Can you explain to me how the peanut brittle juice exactly taste?


----------



## Strontium

VapeSnow said:


> Can you explain to me how the peanut brittle juice exactly taste?



The BoD one has a burnt nutty flavour, it's a intense nut flavour coupled with a honey sweetness. Really tasty.


----------



## VapeSnow

Strontium said:


> The BoD one has a burnt nutty flavour, it's a intense nut flavour coupled with a honey sweetness. Really tasty.

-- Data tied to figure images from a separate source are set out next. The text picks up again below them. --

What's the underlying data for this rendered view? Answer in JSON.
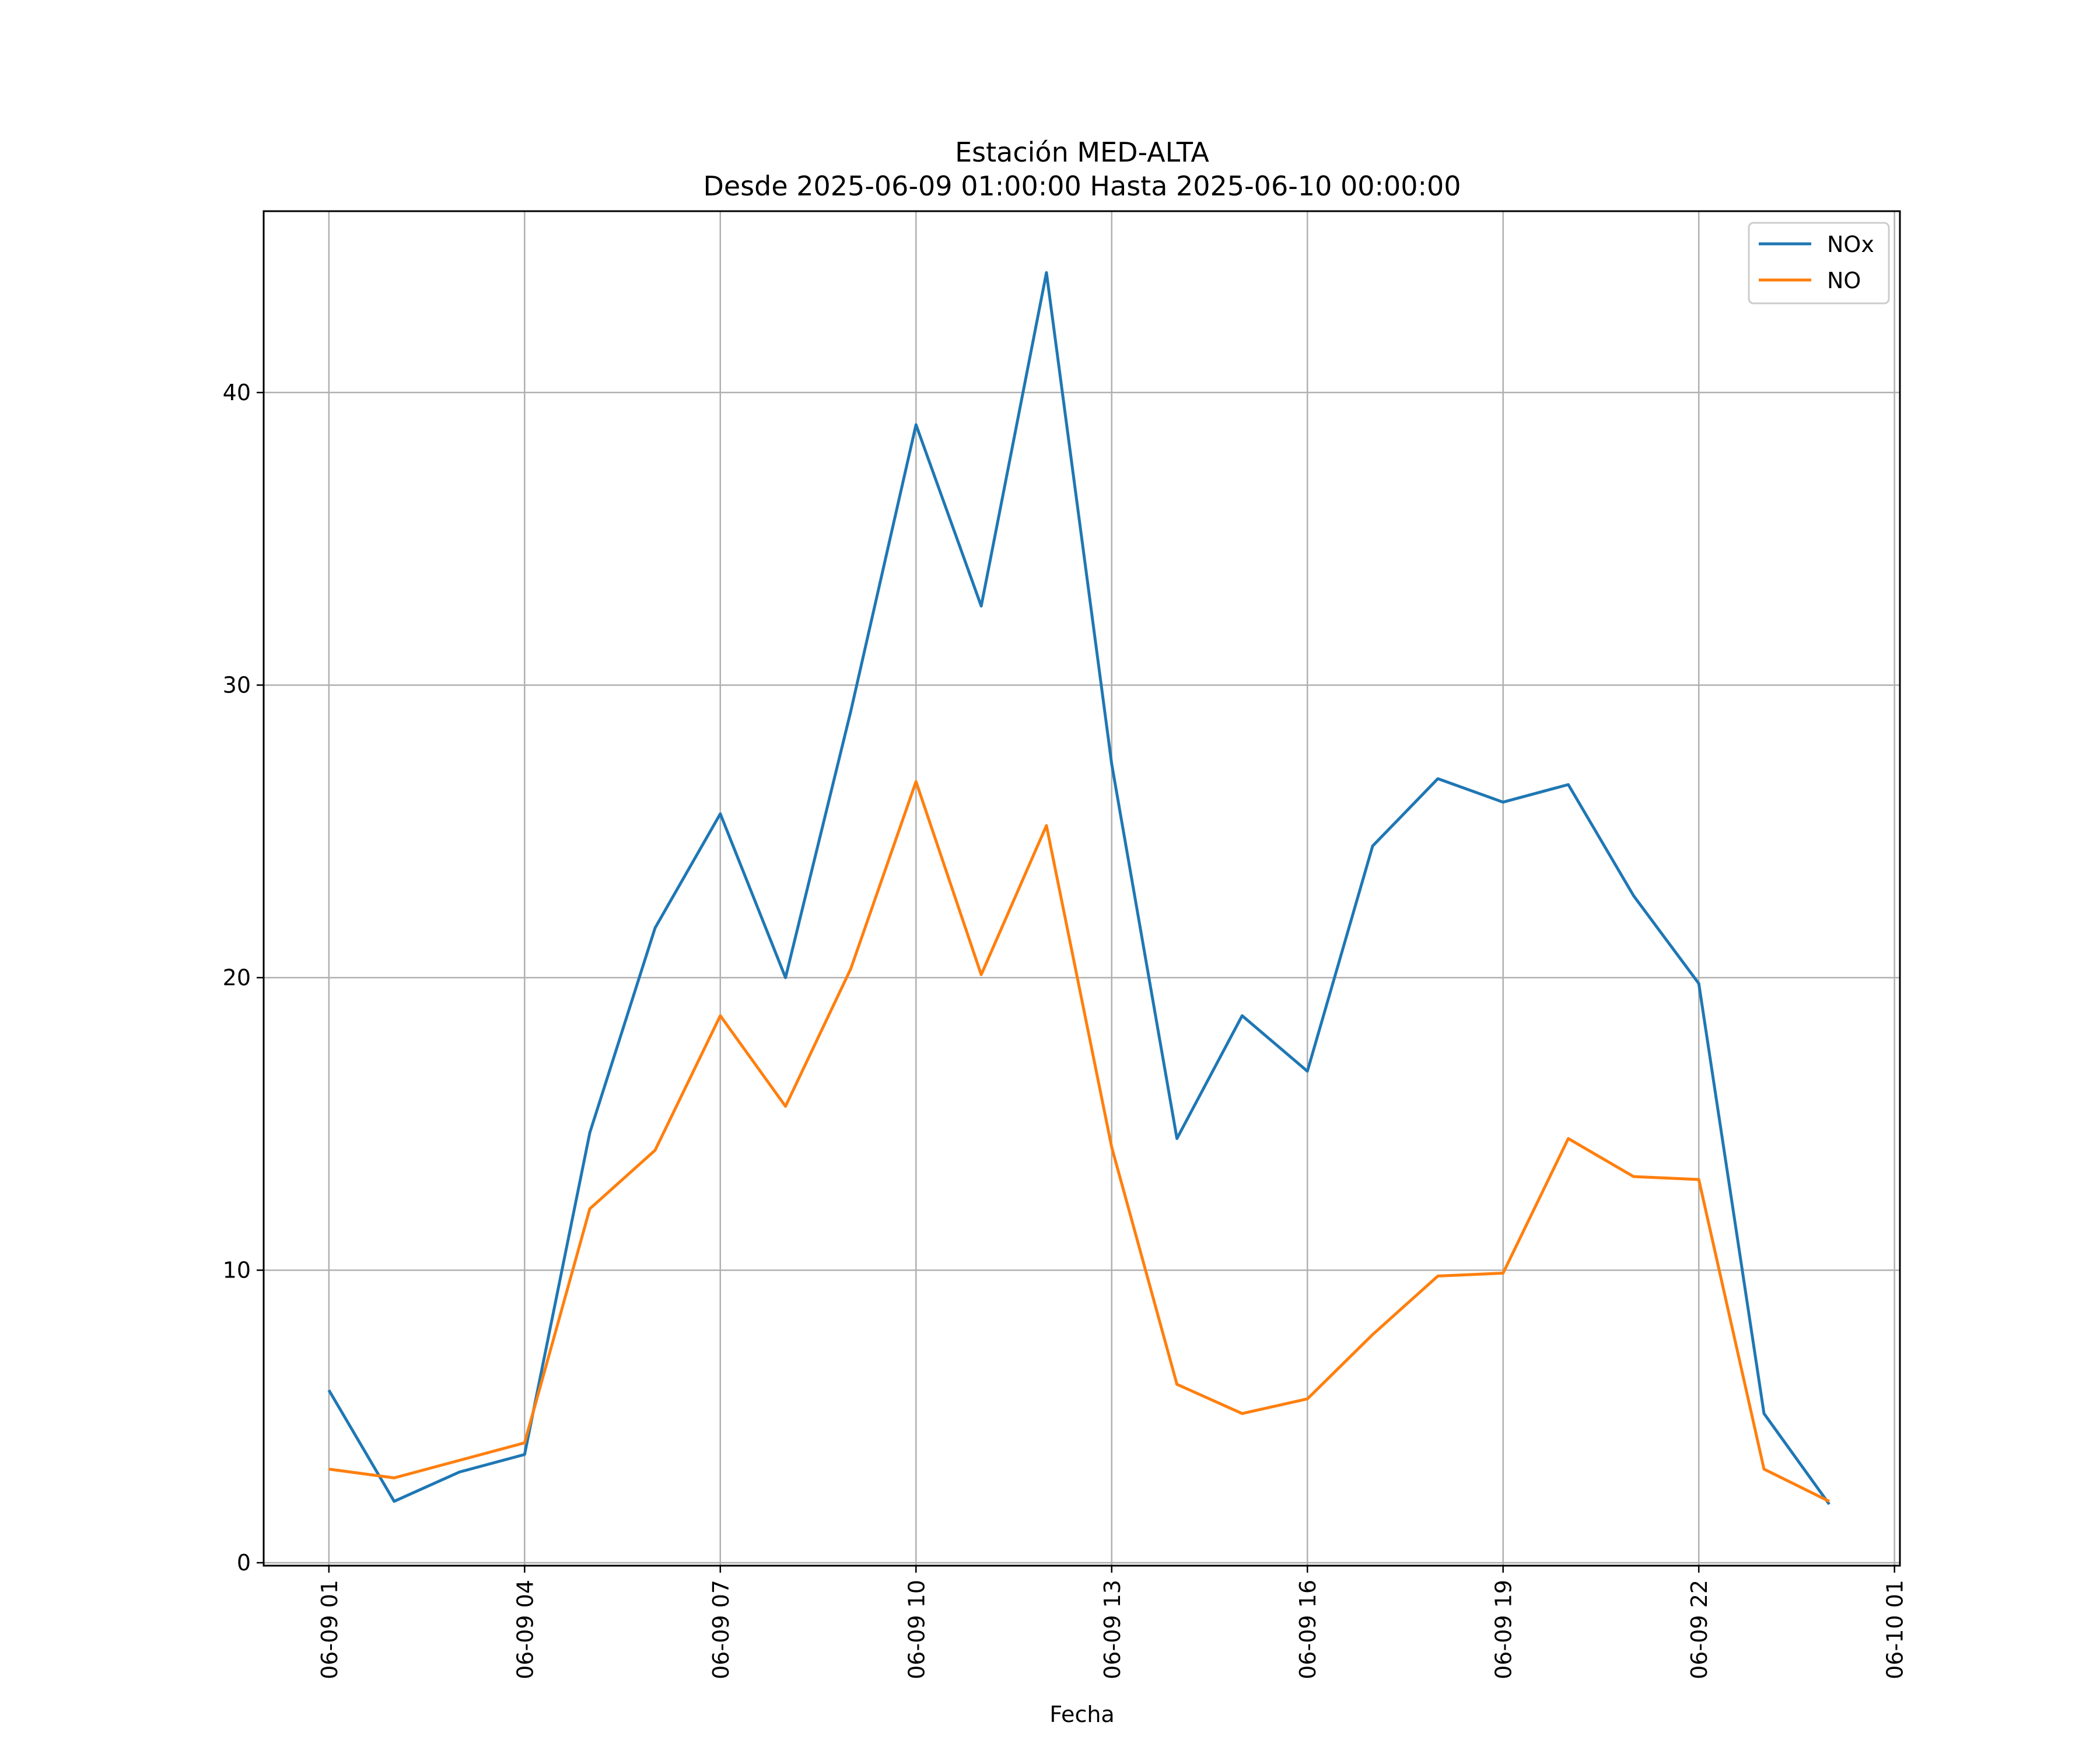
{
  "chart_data": {
    "type": "line",
    "title": "Estación MED-ALTA",
    "subtitle": "Desde 2025-06-09 01:00:00 Hasta 2025-06-10 00:00:00",
    "xlabel": "Fecha",
    "ylabel": "",
    "x": [
      "2025-06-09 01:00",
      "2025-06-09 02:00",
      "2025-06-09 03:00",
      "2025-06-09 04:00",
      "2025-06-09 05:00",
      "2025-06-09 06:00",
      "2025-06-09 07:00",
      "2025-06-09 08:00",
      "2025-06-09 09:00",
      "2025-06-09 10:00",
      "2025-06-09 11:00",
      "2025-06-09 12:00",
      "2025-06-09 13:00",
      "2025-06-09 14:00",
      "2025-06-09 15:00",
      "2025-06-09 16:00",
      "2025-06-09 17:00",
      "2025-06-09 18:00",
      "2025-06-09 19:00",
      "2025-06-09 20:00",
      "2025-06-09 21:00",
      "2025-06-09 22:00",
      "2025-06-09 23:00",
      "2025-06-10 00:00"
    ],
    "xlim": [
      "2025-06-09 00:00",
      "2025-06-10 01:05"
    ],
    "ylim": [
      -0.1,
      46.2
    ],
    "xticks": [
      {
        "value": "2025-06-09 01:00",
        "label": "06-09 01"
      },
      {
        "value": "2025-06-09 04:00",
        "label": "06-09 04"
      },
      {
        "value": "2025-06-09 07:00",
        "label": "06-09 07"
      },
      {
        "value": "2025-06-09 10:00",
        "label": "06-09 10"
      },
      {
        "value": "2025-06-09 13:00",
        "label": "06-09 13"
      },
      {
        "value": "2025-06-09 16:00",
        "label": "06-09 16"
      },
      {
        "value": "2025-06-09 19:00",
        "label": "06-09 19"
      },
      {
        "value": "2025-06-09 22:00",
        "label": "06-09 22"
      },
      {
        "value": "2025-06-10 01:00",
        "label": "06-10 01"
      }
    ],
    "yticks": [
      0,
      10,
      20,
      30,
      40
    ],
    "grid": true,
    "legend_position": "top-right",
    "series": [
      {
        "name": "NOx",
        "color": "#1f77b4",
        "values": [
          5.9,
          2.1,
          3.1,
          3.7,
          14.7,
          21.7,
          25.6,
          20.0,
          29.1,
          38.9,
          32.7,
          44.1,
          27.3,
          14.5,
          18.7,
          16.8,
          24.5,
          26.8,
          26.0,
          26.6,
          22.8,
          19.8,
          5.1,
          2.0
        ]
      },
      {
        "name": "NO",
        "color": "#ff7f0e",
        "values": [
          3.2,
          2.9,
          3.5,
          4.1,
          12.1,
          14.1,
          18.7,
          15.6,
          20.3,
          26.7,
          20.1,
          25.2,
          14.2,
          6.1,
          5.1,
          5.6,
          7.8,
          9.8,
          9.9,
          14.5,
          13.2,
          13.1,
          3.2,
          2.1
        ]
      }
    ]
  }
}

Okay bro so why don't you start with 

1.3% Tfa Brown Sugar
2.5% Fa Nut Mix
1% Fw Hazelnut 
1.5% Fa Maple Syrup 
0.5% Tfa Toasted Marshmallow

Reactions: Like 2 | Thanks 1


----------



## Soutie

Ok try this, I would love some feedback. Been working on it for quite a while and it's finally to a point I'm happy with it.

6% TFA peanut butter
2% TFA Graham cracker clear
2% FA marshmallow
2% CAP vanilla custard V1
2% TFA Caramel
1.5% TFA Dulce de leche

The marshmallow adds a bit of sweetness as well as a bit of creamyness to the peanut butter. The CAP custard cause I love me some diketones and cause it adds to the whole creamyness and mouthfeel of the recipe. The caramel and dulce de leche makes the 'brittle' bit of it.

Took me a while to figure out that the recipe needed the dulce de leche to bring out that stickiness needed in the peanut brittle.

Reactions: Like 1 | Thanks 1


----------



## KZOR

Original recipe uses sugar and butter so I think it must have some caramel in it.
Would stick to CAP peanut butter.
Also a small percentage of French vanilla cream could work well.
@VapeSnow ......... yours could be a great starting point. Thanks

Reactions: Like 1


----------



## VapeSnow

KZOR said:


> Original recipe uses sugar and butter so I think it must have some caramel in it.
> @VapeSnow ......... yours could be a great starting point. Thanks



I think Fw Butterscotch Ripple will also work wonders in there.


----------



## tyroneroode

VapeSnow said:


> Okay bro so why don't you start with
> 
> 1.3% Tfa Brown Sugar
> 2.5% Fa Nut Mix
> 1% Fw Hazelnut
> 1.5% Fa Maple Syrup
> 0.5% Tfa Toasted Marshmallow


I agree with this


----------



## KZOR

Recipe for attempt 2. Just need 2 ingredients then I will test it and give feedback.



Feels we going to nail this as a collaborative effort.
This could be the beginning of a official ecigssa recipe page with homebrew recipes that only houses recipes that has obtained a certain amount of approval votes.

Reactions: Like 1


----------